Глава 4
Грохот и смачная тирада, сдобренная рвущимися из души исконно народными словами, вырвали Бориса из сна. С трудом разлепив веки, он посмотрел на часы и застонал. Еще не было десяти. Встать в такую рань для него было равносильно подвигу. Борис накрыл голову подушкой и попытался вернуться к прерванному сновидению, но это оказалась не лучшей идеей. В комнате и без того стояла духота. Жара держалась уже больше двух недель. Раскаленный город не успевал остыть за ночь.
Борис взмок и почувствовал, что ему не хватает воздуха. Он отбросил подушку и сел. Сон окончательно улетучился, оставив в голове тяжесть и тупую боль – напоминание о вчерашнем дне рождения. Хотелось пить. От сухости язык распух и прилип к небу.
Борис спустил ноги на пол и, не глядя, пошарил рукой в поисках бутылки пепси, которую накануне поставил на пол возле дивана. Напитка в ней оказалось на донышке. Запрокинув голову, Борис вылил остатки жидкости в рот. Теплая пепси не утолила жажды, а только вызвала легкую тошноту.
Между тем баталия за стеной продолжалась. Раздался топот, глухой удар и снова замысловатая игра слов, когда-то считавшихся непечатными. Отличный аккомпанемент для утренней побудки, особенно если накануне лег в четыре часа. Вот так русский писатель получает зарядку бодрости на весь день. Борис понял, что поспать сегодня больше не удастся.
Скандалы случались нечасто – только когда Ивану удавалось разжиться бутылкой. В другое время соседи вели себя тихо и не докучали. Более того, время от времени Люба подкармливала Бориса: то нальет тарелку борща, то угостит горячими пирожками из духовки.

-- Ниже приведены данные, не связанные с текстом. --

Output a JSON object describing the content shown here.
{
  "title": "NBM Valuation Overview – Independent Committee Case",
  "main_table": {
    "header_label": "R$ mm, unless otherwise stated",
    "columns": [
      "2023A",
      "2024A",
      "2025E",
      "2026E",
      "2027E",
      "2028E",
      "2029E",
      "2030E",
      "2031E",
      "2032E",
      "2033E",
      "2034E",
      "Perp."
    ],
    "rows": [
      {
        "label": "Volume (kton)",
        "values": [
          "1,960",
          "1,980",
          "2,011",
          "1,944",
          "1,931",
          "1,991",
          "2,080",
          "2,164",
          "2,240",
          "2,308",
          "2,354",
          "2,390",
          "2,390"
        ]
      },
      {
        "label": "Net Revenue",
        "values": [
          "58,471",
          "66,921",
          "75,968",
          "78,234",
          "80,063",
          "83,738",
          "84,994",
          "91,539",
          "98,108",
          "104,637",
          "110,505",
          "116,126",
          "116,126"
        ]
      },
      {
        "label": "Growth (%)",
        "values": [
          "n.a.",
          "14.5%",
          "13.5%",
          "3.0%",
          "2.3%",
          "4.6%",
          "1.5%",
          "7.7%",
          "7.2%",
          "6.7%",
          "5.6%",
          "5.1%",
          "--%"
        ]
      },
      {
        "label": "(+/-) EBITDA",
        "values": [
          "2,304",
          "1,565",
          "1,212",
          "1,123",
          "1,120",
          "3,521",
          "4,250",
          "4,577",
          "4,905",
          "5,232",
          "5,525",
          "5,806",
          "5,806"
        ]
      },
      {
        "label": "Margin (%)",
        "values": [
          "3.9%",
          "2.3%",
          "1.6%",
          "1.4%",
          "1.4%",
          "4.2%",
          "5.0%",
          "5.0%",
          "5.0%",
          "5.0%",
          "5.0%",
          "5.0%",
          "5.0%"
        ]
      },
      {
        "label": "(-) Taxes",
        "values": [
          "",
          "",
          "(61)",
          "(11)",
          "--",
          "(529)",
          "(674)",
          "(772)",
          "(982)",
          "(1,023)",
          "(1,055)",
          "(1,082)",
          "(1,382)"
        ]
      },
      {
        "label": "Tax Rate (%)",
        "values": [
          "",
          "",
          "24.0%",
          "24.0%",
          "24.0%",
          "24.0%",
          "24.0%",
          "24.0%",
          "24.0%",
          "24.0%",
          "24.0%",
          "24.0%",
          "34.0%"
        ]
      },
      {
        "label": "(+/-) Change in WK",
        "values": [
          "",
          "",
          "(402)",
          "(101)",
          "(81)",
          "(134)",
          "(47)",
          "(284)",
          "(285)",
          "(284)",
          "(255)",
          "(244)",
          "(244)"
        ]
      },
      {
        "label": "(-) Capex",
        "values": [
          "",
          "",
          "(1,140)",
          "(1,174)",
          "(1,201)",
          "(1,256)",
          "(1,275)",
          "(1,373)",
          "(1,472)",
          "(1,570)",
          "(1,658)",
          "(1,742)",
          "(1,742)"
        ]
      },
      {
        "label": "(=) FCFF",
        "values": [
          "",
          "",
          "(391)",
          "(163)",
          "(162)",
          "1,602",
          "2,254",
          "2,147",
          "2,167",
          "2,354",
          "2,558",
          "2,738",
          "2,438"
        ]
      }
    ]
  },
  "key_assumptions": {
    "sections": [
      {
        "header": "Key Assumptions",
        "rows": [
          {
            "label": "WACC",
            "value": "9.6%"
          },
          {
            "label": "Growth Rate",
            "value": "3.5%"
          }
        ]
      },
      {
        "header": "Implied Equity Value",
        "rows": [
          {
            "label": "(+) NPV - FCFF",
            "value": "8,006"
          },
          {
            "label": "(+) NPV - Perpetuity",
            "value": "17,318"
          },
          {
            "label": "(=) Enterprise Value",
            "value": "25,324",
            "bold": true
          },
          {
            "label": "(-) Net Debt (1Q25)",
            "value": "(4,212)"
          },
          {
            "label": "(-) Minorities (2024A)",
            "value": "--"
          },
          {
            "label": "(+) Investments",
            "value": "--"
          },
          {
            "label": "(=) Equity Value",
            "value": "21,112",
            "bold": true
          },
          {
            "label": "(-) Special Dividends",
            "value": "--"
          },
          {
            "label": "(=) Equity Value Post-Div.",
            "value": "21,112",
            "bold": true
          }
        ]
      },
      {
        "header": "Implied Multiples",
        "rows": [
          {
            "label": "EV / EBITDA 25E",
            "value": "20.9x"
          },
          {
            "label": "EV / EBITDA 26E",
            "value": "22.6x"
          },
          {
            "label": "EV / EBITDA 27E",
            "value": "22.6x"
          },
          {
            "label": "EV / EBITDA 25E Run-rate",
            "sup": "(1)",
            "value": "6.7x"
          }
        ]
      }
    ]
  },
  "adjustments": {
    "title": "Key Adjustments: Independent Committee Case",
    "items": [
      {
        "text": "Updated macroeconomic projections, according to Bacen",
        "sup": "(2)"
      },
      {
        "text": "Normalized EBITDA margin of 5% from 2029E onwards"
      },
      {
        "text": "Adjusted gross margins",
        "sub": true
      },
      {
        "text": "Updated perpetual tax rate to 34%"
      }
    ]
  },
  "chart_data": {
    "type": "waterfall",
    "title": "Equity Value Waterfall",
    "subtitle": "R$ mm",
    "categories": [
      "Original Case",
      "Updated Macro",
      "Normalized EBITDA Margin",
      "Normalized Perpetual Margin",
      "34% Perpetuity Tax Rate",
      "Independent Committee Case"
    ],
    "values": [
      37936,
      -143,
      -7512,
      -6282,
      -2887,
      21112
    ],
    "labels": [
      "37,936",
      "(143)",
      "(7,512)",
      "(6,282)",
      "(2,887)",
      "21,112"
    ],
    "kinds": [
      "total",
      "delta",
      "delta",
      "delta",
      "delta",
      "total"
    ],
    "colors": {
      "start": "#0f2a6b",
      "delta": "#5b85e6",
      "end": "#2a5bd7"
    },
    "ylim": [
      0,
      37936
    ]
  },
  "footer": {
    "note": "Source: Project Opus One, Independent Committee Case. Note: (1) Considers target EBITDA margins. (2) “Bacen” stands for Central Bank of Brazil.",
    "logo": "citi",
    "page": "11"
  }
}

Лет пять назад Люба с Иваном приехали на подработки из Чувашии, устроились дворниками и незаметно осели в Москве. Ширококостная грудастая Люба была воплощением идеала соцреализма. Крепкая и работящая, она тянула на себе три участка и вдобавок мыла полы в ближайшем универсаме. Рядом с ней Иван выглядел пигмеем. Жилистый и сутулый, он был чуть ли не на полголовы ниже своей крупногабаритной супруги. В отличие от жены говорил тихо и мало, стараясь не привлекать к себе внимания. Иван был мастером на все руки и мог бы найти более подходящую работу, нежели уборка мусора, если бы не безграничная любовь к зеленому змию. Зная о слабости мужа, Люба держала его на коротком поводке и без надобности из поля зрения не выпускала.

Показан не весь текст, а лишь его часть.